3- Sobre este tema, expende Inês Ferreira Leite [“A autonomização do direito sancionatório administrativo, em especial, o direito contraordenacional” in E-BOOK (CEJ) SETEMBRO 2015)]: (…) porque se trata de uma sanção punitiva, existem certas garantias fundamentais que vão para lá das garantias do administrado. Porque se trata de sanções punitivas que podem alcançar uma gravidade considerável – mesmo que não se pense no impacto económico da coima, basta saber que existem sanções acessórias tão ou mais graves do que as penas acessórias previstas no Código Penal – as garantias do processo contraordenacional (na fase administrativa e no tribunal) não podem ser muito distantes das previstas para o processo penal. A natureza híbrida do IMOS é algo que o carateriza, independentemente do regime legal que esteja ocasionalmente em vigor, e que vincula quer o legislador, quer o julgador a ponderarem – em paralelo – as aspetos essenciais do Direito Administrativo e as garantias fundamentais do Direito Punitivo Público, máxime, do Direito Penal e Processual Penal.».
4- V. Acs. da RL de 9/7/2014, de 1/3/2005 (CJ, 2º/123) e de 10/2/2004, da RE de 30/9/2014 e de 18/1/2005 e da RP de 4/3/2009. O citado Ac. da RE de 30/9/2014 acrescentou: «Tanto do ponto de vista gramatical, como sistemático e teleológico, não há nenhuma razão para que a referência do art. 119.º do CPP a qualquer fase do procedimento deva ser entendida como reportando-se unicamente às fases preliminares (inquérito e instrução) e à fase de julgamento do processo penal.

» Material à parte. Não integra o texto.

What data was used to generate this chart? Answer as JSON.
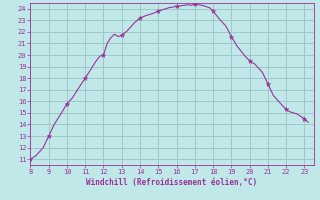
{
  "xlabel": "Windchill (Refroidissement éolien,°C)",
  "bg_color": "#c0e8e8",
  "grid_color": "#a0c8c8",
  "line_color": "#993399",
  "marker_color": "#993399",
  "tick_label_color": "#993399",
  "xlabel_color": "#993399",
  "xlim": [
    8,
    23.5
  ],
  "ylim": [
    10.5,
    24.5
  ],
  "xticks": [
    8,
    9,
    10,
    11,
    12,
    13,
    14,
    15,
    16,
    17,
    18,
    19,
    20,
    21,
    22,
    23
  ],
  "yticks": [
    11,
    12,
    13,
    14,
    15,
    16,
    17,
    18,
    19,
    20,
    21,
    22,
    23,
    24
  ],
  "x": [
    8.0,
    8.3,
    8.7,
    9.0,
    9.3,
    9.7,
    10.0,
    10.3,
    10.7,
    11.0,
    11.2,
    11.4,
    11.6,
    11.8,
    12.0,
    12.2,
    12.4,
    12.6,
    12.8,
    13.0,
    13.3,
    13.7,
    14.0,
    14.3,
    14.7,
    15.0,
    15.2,
    15.4,
    15.6,
    15.8,
    16.0,
    16.2,
    16.4,
    16.6,
    16.8,
    17.0,
    17.2,
    17.4,
    17.6,
    17.8,
    18.0,
    18.3,
    18.7,
    19.0,
    19.3,
    19.7,
    20.0,
    20.3,
    20.7,
    21.0,
    21.3,
    21.7,
    22.0,
    22.2,
    22.4,
    22.6,
    22.8,
    23.0,
    23.2
  ],
  "y": [
    11.0,
    11.3,
    12.0,
    13.0,
    14.0,
    15.0,
    15.8,
    16.3,
    17.3,
    18.0,
    18.5,
    19.0,
    19.5,
    19.9,
    20.0,
    21.0,
    21.5,
    21.8,
    21.6,
    21.7,
    22.1,
    22.8,
    23.2,
    23.4,
    23.6,
    23.8,
    23.9,
    24.0,
    24.1,
    24.15,
    24.2,
    24.25,
    24.3,
    24.35,
    24.3,
    24.4,
    24.35,
    24.3,
    24.2,
    24.1,
    23.8,
    23.2,
    22.5,
    21.6,
    20.8,
    20.0,
    19.5,
    19.2,
    18.5,
    17.5,
    16.5,
    15.8,
    15.3,
    15.1,
    15.0,
    14.9,
    14.7,
    14.5,
    14.2
  ],
  "marker_x": [
    8.0,
    9.0,
    10.0,
    11.0,
    12.0,
    13.0,
    14.0,
    15.0,
    16.0,
    17.0,
    18.0,
    19.0,
    20.0,
    21.0,
    22.0,
    23.0
  ],
  "marker_y": [
    11.0,
    13.0,
    15.8,
    18.0,
    20.0,
    21.7,
    23.2,
    23.8,
    24.2,
    24.4,
    23.8,
    21.6,
    19.5,
    17.5,
    15.3,
    14.5
  ]
}
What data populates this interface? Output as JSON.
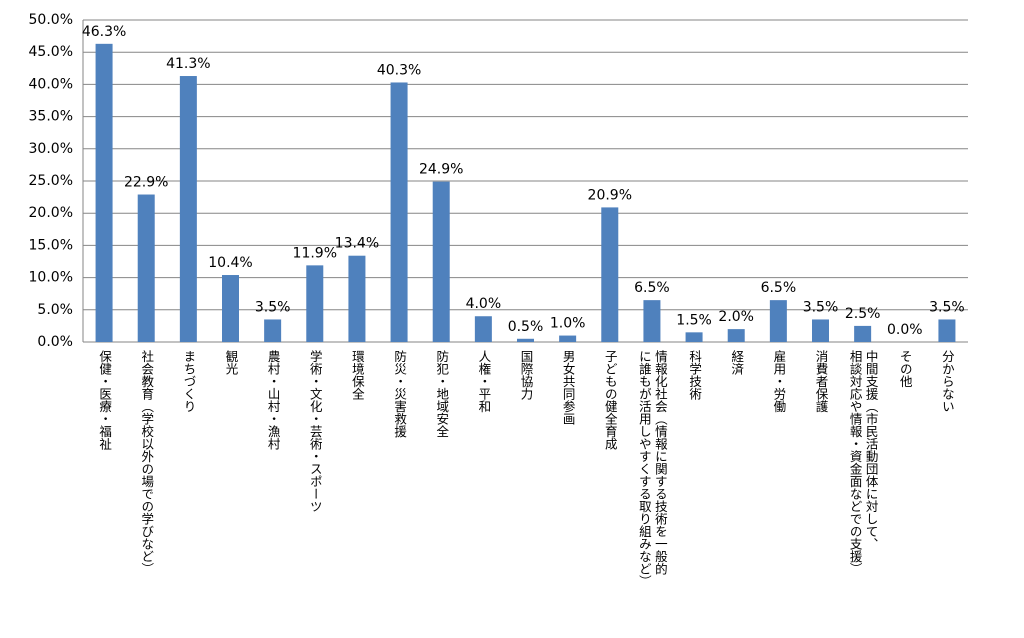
{
  "chart_data": {
    "type": "bar",
    "categories": [
      "保健・医療・福祉",
      "社会教育（学校以外の場での学びなど）",
      "まちづくり",
      "観光",
      "農村・山村・漁村",
      "学術・文化・芸術・スポーツ",
      "環境保全",
      "防災・災害救援",
      "防犯・地域安全",
      "人権・平和",
      "国際協力",
      "男女共同参画",
      "子どもの健全育成",
      "情報化社会（情報に関する技術を一般的\nに誰もが活用しやすくする取り組みなど）",
      "科学技術",
      "経済",
      "雇用・労働",
      "消費者保護",
      "中間支援（市民活動団体に対して、\n相談対応や情報・資金面などでの支援）",
      "その他",
      "分からない"
    ],
    "values": [
      46.3,
      22.9,
      41.3,
      10.4,
      3.5,
      11.9,
      13.4,
      40.3,
      24.9,
      4.0,
      0.5,
      1.0,
      20.9,
      6.5,
      1.5,
      2.0,
      6.5,
      3.5,
      2.5,
      0.0,
      3.5
    ],
    "value_labels": [
      "46.3%",
      "22.9%",
      "41.3%",
      "10.4%",
      "3.5%",
      "11.9%",
      "13.4%",
      "40.3%",
      "24.9%",
      "4.0%",
      "0.5%",
      "1.0%",
      "20.9%",
      "6.5%",
      "1.5%",
      "2.0%",
      "6.5%",
      "3.5%",
      "2.5%",
      "0.0%",
      "3.5%"
    ],
    "color": "#4f81bd",
    "ylim": [
      0,
      50
    ],
    "yticks": [
      {
        "value": 0,
        "label": "0.0%"
      },
      {
        "value": 5,
        "label": "5.0%"
      },
      {
        "value": 10,
        "label": "10.0%"
      },
      {
        "value": 15,
        "label": "15.0%"
      },
      {
        "value": 20,
        "label": "20.0%"
      },
      {
        "value": 25,
        "label": "25.0%"
      },
      {
        "value": 30,
        "label": "30.0%"
      },
      {
        "value": 35,
        "label": "35.0%"
      },
      {
        "value": 40,
        "label": "40.0%"
      },
      {
        "value": 45,
        "label": "45.0%"
      },
      {
        "value": 50,
        "label": "50.0%"
      }
    ],
    "grid": true
  }
}
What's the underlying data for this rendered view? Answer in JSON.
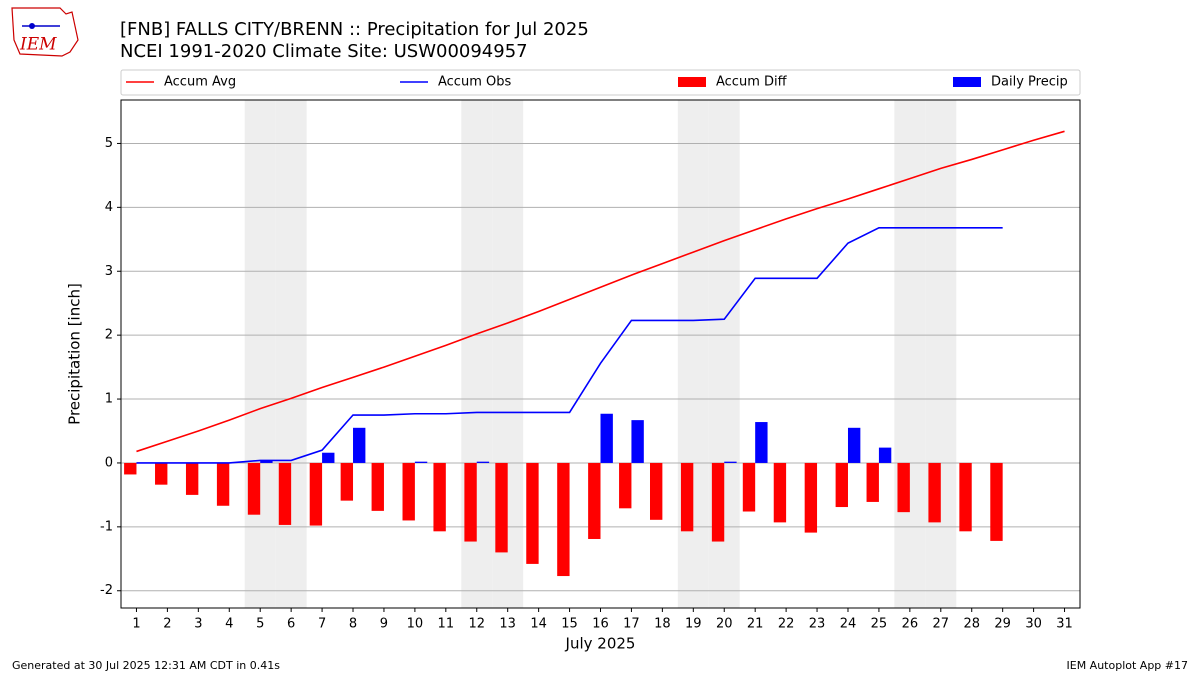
{
  "logo_text": "IEM",
  "footer_left": "Generated at 30 Jul 2025 12:31 AM CDT in 0.41s",
  "footer_right": "IEM Autoplot App #17",
  "chart_data": {
    "type": "bar_line",
    "title": "[FNB] FALLS CITY/BRENN :: Precipitation for Jul 2025",
    "subtitle": "NCEI 1991-2020 Climate Site: USW00094957",
    "xlabel": "July 2025",
    "ylabel": "Precipitation [inch]",
    "x": [
      1,
      2,
      3,
      4,
      5,
      6,
      7,
      8,
      9,
      10,
      11,
      12,
      13,
      14,
      15,
      16,
      17,
      18,
      19,
      20,
      21,
      22,
      23,
      24,
      25,
      26,
      27,
      28,
      29,
      30,
      31
    ],
    "xlim": [
      0.5,
      31.5
    ],
    "xticks": [
      1,
      2,
      3,
      4,
      5,
      6,
      7,
      8,
      9,
      10,
      11,
      12,
      13,
      14,
      15,
      16,
      17,
      18,
      19,
      20,
      21,
      22,
      23,
      24,
      25,
      26,
      27,
      28,
      29,
      30,
      31
    ],
    "ylim": [
      -2.27,
      5.68
    ],
    "yticks": [
      -2,
      -1,
      0,
      1,
      2,
      3,
      4,
      5
    ],
    "grid": true,
    "shaded_days": [
      5,
      6,
      12,
      13,
      19,
      20,
      26,
      27
    ],
    "series": [
      {
        "name": "Accum Avg",
        "kind": "line",
        "color": "#ff0000",
        "values": [
          0.18,
          0.34,
          0.5,
          0.67,
          0.85,
          1.01,
          1.18,
          1.34,
          1.5,
          1.67,
          1.84,
          2.02,
          2.19,
          2.37,
          2.56,
          2.75,
          2.94,
          3.12,
          3.3,
          3.48,
          3.65,
          3.82,
          3.98,
          4.13,
          4.29,
          4.45,
          4.61,
          4.75,
          4.9,
          5.05,
          5.19
        ]
      },
      {
        "name": "Accum Obs",
        "kind": "line",
        "color": "#0000ff",
        "values": [
          0,
          0,
          0,
          0,
          0.04,
          0.04,
          0.2,
          0.75,
          0.75,
          0.77,
          0.77,
          0.79,
          0.79,
          0.79,
          0.79,
          1.56,
          2.23,
          2.23,
          2.23,
          2.25,
          2.89,
          2.89,
          2.89,
          3.44,
          3.68,
          3.68,
          3.68,
          3.68,
          3.68,
          null,
          null
        ]
      },
      {
        "name": "Accum Diff",
        "kind": "bar",
        "side": "left",
        "color": "#ff0000",
        "values": [
          -0.18,
          -0.34,
          -0.5,
          -0.67,
          -0.81,
          -0.97,
          -0.98,
          -0.59,
          -0.75,
          -0.9,
          -1.07,
          -1.23,
          -1.4,
          -1.58,
          -1.77,
          -1.19,
          -0.71,
          -0.89,
          -1.07,
          -1.23,
          -0.76,
          -0.93,
          -1.09,
          -0.69,
          -0.61,
          -0.77,
          -0.93,
          -1.07,
          -1.22,
          null,
          null
        ]
      },
      {
        "name": "Daily Precip",
        "kind": "bar",
        "side": "right",
        "color": "#0000ff",
        "values": [
          0,
          0,
          0,
          0,
          0.04,
          0,
          0.16,
          0.55,
          0,
          0.02,
          0,
          0.02,
          0,
          0,
          0,
          0.77,
          0.67,
          0,
          0,
          0.02,
          0.64,
          0,
          0,
          0.55,
          0.24,
          0,
          0,
          0,
          0,
          null,
          null
        ]
      }
    ]
  }
}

Antes, abrange igualmente as nulidades insanáveis verificadas na fase de execução do processo penal, nomeadamente as respeitantes às normas do CPP que disciplinam a execução das penas não privativas da liberdade.». Realmente, não seria compaginável com os invocados princípios constitucionais o entendimento segundo a qual a falta de garantia do contraditório constitui uma mera irregularidade processual, sanável se não tiver sido suscitada pelo arguido no prazo de três dias após a notificação do despacho.